The other day I heard myself say to a colleague, “It never ceases to amaze me how many of our guests tell me how blessed they feel.” At the same time, when I see our guests standing in line in the dining room waiting to be served a meal, I often find myself thinking, “Here we are in the richest country in the world and this is a crime. A real crime.” They may seem like two diametrically opposed perspectives, but they are really the flip-side of the same coin: the guest who is houseless with every belonging he or she owns stuffed into two plastic garbage bags who feels blessed and the provider who wants something better for the people he is serving.
I’m no clinician but from everything I’ve heard or seen, most of our guests are suffering from early childhood trauma that has gone unattended to. Somehow, someway, they did not get the help they deserved to get. No one really knows why two people can have the same experience growing up and one will go on to have a productive life while the other might end up in our parking lot anesthetizing their pain with a substance. Mental health and substance use are health issues low on the priority list of health concerns. Not only that, but people suffering with a mental health or substance use issue are often stigmatized and looked upon as if they are morally bankrupt in some fashion, unlike those suffering from other health issues like cancer or heart disease.
We have a forty-something year old guest who, for a long time, has been addicted to heroin. He has been clean now for more than eight months, working, and about to receive a housing voucher. Whenever he comes by the shelter to help out after Resource Day, he thanks us profusely for all the help he received at the shelter. I always remind him, “Hey, man, you’re a good guy. However you need us, we’ll help you out.” That’s our job: to welcome, embrace, acknowledge a guest’s humanity and pick them up when they fall down.

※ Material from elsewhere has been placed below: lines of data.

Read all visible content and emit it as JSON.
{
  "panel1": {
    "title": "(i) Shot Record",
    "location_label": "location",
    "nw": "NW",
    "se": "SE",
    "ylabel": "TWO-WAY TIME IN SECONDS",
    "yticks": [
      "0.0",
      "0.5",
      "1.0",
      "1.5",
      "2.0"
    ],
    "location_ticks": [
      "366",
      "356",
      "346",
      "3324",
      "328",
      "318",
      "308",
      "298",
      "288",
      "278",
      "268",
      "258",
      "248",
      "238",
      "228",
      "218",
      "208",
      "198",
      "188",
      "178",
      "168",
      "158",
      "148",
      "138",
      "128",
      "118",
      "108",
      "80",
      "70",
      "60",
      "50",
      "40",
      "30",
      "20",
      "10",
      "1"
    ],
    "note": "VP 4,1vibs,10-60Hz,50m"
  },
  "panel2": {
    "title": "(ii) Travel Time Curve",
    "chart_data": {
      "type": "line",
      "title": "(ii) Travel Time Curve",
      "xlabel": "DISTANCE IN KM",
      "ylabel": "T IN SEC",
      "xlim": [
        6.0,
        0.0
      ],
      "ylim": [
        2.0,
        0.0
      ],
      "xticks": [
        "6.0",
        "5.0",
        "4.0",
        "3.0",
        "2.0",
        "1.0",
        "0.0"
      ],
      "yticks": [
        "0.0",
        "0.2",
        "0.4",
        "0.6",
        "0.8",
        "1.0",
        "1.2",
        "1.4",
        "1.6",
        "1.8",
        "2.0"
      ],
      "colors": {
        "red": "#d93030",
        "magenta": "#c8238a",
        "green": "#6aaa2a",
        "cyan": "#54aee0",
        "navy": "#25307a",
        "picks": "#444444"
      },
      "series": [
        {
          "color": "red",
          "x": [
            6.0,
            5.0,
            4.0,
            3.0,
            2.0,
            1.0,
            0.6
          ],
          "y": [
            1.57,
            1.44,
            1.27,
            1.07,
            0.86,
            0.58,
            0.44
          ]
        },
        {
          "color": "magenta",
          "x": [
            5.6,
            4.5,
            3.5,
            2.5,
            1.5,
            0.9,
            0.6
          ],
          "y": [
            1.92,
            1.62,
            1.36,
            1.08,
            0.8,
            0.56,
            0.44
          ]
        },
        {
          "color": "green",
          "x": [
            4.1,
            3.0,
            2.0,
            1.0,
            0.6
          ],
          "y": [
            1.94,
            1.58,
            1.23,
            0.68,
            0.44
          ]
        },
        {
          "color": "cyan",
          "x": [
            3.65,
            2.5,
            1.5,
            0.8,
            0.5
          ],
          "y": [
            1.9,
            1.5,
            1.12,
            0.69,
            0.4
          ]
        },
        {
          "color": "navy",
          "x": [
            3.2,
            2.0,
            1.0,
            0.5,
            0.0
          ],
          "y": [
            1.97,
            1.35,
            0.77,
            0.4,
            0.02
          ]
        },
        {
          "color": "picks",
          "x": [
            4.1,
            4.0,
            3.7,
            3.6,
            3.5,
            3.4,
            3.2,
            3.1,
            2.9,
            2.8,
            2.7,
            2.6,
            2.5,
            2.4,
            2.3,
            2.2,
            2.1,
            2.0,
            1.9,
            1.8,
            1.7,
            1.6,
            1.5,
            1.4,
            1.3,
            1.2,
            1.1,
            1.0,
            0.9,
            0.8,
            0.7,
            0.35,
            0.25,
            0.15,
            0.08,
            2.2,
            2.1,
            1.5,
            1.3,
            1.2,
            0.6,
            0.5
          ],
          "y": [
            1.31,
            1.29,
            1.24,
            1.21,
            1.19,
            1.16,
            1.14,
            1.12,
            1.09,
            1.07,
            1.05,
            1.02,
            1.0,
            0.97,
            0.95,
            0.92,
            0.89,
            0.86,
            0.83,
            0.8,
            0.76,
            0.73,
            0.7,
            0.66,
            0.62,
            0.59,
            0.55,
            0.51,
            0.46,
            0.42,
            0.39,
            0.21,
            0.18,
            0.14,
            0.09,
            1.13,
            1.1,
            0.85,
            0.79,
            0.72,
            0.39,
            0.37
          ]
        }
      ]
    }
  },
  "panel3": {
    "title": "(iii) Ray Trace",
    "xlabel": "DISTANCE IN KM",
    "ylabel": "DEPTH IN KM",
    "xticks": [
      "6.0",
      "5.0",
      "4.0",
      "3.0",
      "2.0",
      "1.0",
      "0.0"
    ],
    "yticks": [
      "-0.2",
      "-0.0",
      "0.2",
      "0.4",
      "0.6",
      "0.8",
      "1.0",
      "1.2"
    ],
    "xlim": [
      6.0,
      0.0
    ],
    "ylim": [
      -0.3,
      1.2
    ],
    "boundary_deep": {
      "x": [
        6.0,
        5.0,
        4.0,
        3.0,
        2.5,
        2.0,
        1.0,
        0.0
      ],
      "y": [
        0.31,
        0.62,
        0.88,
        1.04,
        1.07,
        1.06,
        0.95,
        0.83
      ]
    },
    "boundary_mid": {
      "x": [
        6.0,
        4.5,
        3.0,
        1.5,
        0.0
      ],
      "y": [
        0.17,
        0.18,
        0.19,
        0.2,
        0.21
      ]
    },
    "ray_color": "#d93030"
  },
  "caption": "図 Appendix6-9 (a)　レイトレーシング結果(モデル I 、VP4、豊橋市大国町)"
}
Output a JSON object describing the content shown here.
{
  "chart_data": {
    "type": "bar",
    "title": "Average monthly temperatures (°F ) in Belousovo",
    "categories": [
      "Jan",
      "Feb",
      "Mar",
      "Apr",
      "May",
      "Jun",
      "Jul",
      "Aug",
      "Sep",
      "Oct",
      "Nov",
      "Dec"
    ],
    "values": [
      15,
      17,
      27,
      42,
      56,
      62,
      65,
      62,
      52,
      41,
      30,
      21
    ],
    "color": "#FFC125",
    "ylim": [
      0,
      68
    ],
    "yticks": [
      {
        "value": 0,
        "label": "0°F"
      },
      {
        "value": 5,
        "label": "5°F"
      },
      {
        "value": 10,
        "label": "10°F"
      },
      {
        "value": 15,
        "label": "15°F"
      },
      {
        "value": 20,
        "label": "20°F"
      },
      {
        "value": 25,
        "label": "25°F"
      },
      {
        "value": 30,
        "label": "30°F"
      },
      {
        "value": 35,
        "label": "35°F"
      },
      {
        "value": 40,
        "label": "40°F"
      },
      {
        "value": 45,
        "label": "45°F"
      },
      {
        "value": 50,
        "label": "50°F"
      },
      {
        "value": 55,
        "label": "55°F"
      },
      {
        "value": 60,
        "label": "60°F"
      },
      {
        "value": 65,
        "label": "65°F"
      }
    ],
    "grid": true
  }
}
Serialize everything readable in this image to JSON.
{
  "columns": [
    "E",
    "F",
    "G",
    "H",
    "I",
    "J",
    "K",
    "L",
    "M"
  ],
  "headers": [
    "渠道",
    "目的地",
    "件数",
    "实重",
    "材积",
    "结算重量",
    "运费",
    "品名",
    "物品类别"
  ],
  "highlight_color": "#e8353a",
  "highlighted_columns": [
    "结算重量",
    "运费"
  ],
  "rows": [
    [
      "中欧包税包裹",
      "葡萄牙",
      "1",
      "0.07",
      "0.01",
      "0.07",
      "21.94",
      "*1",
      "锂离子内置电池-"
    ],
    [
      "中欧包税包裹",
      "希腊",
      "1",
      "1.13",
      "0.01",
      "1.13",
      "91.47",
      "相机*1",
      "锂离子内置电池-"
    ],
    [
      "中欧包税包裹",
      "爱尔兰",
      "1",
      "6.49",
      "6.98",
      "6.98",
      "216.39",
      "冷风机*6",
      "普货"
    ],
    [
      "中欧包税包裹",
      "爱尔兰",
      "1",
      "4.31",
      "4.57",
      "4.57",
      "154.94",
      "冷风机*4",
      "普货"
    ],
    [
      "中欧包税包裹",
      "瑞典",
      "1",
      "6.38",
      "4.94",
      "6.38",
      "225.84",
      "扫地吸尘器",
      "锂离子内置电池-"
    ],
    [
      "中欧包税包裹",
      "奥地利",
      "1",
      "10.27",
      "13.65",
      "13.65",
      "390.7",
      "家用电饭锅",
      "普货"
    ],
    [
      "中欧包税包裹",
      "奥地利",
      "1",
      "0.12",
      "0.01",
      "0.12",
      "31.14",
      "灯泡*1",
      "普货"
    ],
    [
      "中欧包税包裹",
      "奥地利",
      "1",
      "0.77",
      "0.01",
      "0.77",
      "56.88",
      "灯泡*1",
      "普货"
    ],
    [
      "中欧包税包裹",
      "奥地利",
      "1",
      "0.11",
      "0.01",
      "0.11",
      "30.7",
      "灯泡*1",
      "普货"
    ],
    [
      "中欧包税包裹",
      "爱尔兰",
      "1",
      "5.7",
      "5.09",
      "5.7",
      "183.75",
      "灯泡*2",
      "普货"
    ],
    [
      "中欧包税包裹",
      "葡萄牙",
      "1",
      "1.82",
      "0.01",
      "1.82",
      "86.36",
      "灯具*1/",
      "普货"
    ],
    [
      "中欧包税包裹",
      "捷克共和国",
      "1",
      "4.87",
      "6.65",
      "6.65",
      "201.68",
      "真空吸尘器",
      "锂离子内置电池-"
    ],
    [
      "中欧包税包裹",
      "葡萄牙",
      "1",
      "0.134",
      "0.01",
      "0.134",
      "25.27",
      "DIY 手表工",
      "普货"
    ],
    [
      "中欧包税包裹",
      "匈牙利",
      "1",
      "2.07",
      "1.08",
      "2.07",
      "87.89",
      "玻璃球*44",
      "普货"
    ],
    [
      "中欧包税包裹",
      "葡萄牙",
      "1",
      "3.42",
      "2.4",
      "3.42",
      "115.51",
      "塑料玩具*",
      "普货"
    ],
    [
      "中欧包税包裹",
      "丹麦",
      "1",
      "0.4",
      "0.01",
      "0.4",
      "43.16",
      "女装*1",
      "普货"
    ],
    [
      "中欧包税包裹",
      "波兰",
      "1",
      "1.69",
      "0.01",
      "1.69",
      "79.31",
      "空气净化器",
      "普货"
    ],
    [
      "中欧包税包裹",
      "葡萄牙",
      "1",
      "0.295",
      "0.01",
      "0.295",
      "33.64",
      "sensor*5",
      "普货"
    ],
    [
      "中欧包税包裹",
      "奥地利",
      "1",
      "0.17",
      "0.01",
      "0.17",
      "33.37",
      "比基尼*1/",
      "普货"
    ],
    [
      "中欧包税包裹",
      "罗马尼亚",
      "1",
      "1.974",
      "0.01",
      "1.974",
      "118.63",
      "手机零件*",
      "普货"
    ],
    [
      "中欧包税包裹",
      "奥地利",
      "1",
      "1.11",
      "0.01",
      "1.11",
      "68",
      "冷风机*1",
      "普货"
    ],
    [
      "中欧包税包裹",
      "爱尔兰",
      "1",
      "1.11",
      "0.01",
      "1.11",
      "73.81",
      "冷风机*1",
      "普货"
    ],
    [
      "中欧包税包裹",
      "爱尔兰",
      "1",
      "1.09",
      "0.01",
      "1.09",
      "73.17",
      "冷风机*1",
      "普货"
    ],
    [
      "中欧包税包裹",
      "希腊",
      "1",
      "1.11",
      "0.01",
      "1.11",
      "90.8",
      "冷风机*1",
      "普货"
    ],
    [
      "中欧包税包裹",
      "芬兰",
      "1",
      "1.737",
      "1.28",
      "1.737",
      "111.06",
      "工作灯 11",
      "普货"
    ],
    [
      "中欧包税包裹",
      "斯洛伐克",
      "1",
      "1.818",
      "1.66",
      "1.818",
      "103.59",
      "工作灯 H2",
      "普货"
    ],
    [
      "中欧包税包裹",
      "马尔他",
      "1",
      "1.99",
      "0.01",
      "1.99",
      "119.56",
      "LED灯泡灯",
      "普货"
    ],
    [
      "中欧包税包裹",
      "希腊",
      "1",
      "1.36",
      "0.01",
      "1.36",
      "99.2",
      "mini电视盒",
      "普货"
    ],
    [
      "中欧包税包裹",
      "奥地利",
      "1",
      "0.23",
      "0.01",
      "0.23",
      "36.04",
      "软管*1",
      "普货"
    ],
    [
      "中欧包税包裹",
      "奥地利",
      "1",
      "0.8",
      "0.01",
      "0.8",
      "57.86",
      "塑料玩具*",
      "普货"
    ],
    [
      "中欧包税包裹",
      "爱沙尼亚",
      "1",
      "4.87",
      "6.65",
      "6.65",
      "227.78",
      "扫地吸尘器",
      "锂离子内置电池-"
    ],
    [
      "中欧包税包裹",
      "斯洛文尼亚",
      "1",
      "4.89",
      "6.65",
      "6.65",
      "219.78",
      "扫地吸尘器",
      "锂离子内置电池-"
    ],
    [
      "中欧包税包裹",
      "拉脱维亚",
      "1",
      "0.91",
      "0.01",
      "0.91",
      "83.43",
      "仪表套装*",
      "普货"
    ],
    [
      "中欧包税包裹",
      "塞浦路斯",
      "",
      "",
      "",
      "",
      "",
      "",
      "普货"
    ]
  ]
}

I recently read an opinion piece in the New York Times about homelessness and the byline was “Jesus never said to love the poor as long as they didn’t make bad lifestyle choices.” After all, no matter how you cut it – whether the guest has housing or is houseless, clean from substance use or using, working on a mental health issue or not – they are doing all the hard work. Our job is much simpler; to be there for them without judgement, however they may need us. That’s a sentiment I think we can all agree fits in very nicely with the spirit of this holiday season.